Most men will dress casually unless they have a reason to do otherwise. And since casual has devolved into sloppy, most men dress sloppily unless they have a reason to do otherwise.
Transitioning from the jeans and t-shirt uniform to something more appealing is difficult and one of the main reasons why is you can feel overdressed and awkward by outdressing everyone else.
A good way to make the transition easier is by adopting the high-low mentality.
Essentially you mix elements of a dressier wardrobe with those of a more casual one. The go-to staple for this is jeans with a button-up shirt and blazer. It’s the perfect outfit for going out on the weekend, visiting family on Sunday or going to class. Casual enough that you never look out of place but dressy enough you don’t look like a slob.

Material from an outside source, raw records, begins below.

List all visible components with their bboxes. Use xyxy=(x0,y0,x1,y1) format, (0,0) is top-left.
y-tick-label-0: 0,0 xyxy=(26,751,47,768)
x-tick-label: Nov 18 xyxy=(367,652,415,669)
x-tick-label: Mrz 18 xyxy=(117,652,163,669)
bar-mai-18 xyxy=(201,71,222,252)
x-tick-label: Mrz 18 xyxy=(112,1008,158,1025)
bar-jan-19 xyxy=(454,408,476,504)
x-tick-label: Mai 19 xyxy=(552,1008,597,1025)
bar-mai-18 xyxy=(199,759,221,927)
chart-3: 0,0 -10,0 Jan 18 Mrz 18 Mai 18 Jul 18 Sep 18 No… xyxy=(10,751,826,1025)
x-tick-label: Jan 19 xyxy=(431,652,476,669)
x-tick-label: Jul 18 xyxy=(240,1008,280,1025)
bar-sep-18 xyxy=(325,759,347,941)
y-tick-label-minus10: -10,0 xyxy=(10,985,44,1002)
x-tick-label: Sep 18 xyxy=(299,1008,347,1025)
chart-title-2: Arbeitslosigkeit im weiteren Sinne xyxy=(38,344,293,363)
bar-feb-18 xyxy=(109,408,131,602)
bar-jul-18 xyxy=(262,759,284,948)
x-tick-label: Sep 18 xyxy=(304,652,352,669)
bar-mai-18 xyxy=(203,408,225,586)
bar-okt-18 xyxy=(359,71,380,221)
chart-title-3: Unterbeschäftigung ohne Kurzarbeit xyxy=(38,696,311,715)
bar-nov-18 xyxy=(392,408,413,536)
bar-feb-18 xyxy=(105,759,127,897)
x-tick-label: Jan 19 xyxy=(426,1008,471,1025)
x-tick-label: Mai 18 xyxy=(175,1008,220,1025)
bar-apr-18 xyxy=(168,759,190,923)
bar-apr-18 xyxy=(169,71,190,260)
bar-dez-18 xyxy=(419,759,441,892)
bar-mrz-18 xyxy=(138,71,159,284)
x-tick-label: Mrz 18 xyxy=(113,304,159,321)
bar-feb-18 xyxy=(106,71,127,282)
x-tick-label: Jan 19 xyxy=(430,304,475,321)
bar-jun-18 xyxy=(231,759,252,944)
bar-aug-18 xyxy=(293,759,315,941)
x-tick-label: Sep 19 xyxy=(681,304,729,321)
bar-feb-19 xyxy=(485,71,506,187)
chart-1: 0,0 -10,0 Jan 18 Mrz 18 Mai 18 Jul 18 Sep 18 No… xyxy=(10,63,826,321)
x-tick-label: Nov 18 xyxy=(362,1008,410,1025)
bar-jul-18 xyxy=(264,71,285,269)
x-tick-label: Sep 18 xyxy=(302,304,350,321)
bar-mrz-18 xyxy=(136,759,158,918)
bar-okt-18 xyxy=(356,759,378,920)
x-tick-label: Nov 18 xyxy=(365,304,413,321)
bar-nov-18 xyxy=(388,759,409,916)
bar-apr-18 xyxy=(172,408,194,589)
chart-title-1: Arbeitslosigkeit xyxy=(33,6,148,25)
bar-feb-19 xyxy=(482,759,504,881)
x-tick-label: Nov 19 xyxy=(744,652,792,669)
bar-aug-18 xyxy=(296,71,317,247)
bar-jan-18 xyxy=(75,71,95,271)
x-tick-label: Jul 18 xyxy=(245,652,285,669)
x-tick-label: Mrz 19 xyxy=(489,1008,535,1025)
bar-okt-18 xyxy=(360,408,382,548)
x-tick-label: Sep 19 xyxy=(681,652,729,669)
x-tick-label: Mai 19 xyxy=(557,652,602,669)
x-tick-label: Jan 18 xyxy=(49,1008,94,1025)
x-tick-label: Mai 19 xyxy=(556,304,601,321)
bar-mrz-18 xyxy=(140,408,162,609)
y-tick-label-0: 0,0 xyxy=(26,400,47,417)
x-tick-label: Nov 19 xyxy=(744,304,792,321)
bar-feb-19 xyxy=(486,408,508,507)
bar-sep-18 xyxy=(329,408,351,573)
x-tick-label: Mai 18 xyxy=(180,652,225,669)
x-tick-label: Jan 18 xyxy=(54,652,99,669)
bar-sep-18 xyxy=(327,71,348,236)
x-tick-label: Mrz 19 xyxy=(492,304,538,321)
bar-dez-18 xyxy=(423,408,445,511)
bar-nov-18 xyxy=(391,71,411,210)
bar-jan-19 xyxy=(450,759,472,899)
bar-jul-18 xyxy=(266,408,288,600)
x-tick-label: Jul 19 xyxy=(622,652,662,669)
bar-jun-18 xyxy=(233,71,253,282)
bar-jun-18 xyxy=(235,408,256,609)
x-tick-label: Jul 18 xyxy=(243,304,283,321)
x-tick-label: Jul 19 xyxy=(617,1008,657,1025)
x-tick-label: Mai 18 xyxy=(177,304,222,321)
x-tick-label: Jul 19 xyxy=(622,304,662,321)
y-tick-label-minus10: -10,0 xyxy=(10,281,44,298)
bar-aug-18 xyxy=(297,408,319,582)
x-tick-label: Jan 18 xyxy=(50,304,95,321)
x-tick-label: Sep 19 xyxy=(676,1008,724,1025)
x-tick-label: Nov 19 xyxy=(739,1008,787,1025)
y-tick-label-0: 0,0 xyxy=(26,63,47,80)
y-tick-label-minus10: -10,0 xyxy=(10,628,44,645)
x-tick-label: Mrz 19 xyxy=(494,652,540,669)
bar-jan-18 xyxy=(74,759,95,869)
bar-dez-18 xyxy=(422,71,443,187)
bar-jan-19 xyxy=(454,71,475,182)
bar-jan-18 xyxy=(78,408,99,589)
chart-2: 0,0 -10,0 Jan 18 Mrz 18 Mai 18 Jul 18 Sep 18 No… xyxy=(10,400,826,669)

But there are other iterations of this ideal as well. One that I’ve been toying with lately is wearing dress slacks and shoes with a t-shirt and a leather jacket. By going dressy on bottom and casual on top, you still accomplish the high-low effect but are able to do so in a way that separates you from other men. In a sea of dark jeans and navy blazers, a pair of tweed or flannel pants and some leather is going to stand out – in a good way.
Be careful in how you interpret casual though. Wearing a blazer and tie with holey, boot-cut jeans will still make you look goofy. Choosing more casual fabrics in dressier or more classic cuts is the key to pulling off the high-low. Here’s a good example from Primer.
Same goes for the dressy element. A real sartorialist can pull off a tuxedo jacket with his jeans, but most of us are better off with a blue blazer instead.
By upping your casual and decreasing your dressy, your total overall appearance will look more uniform.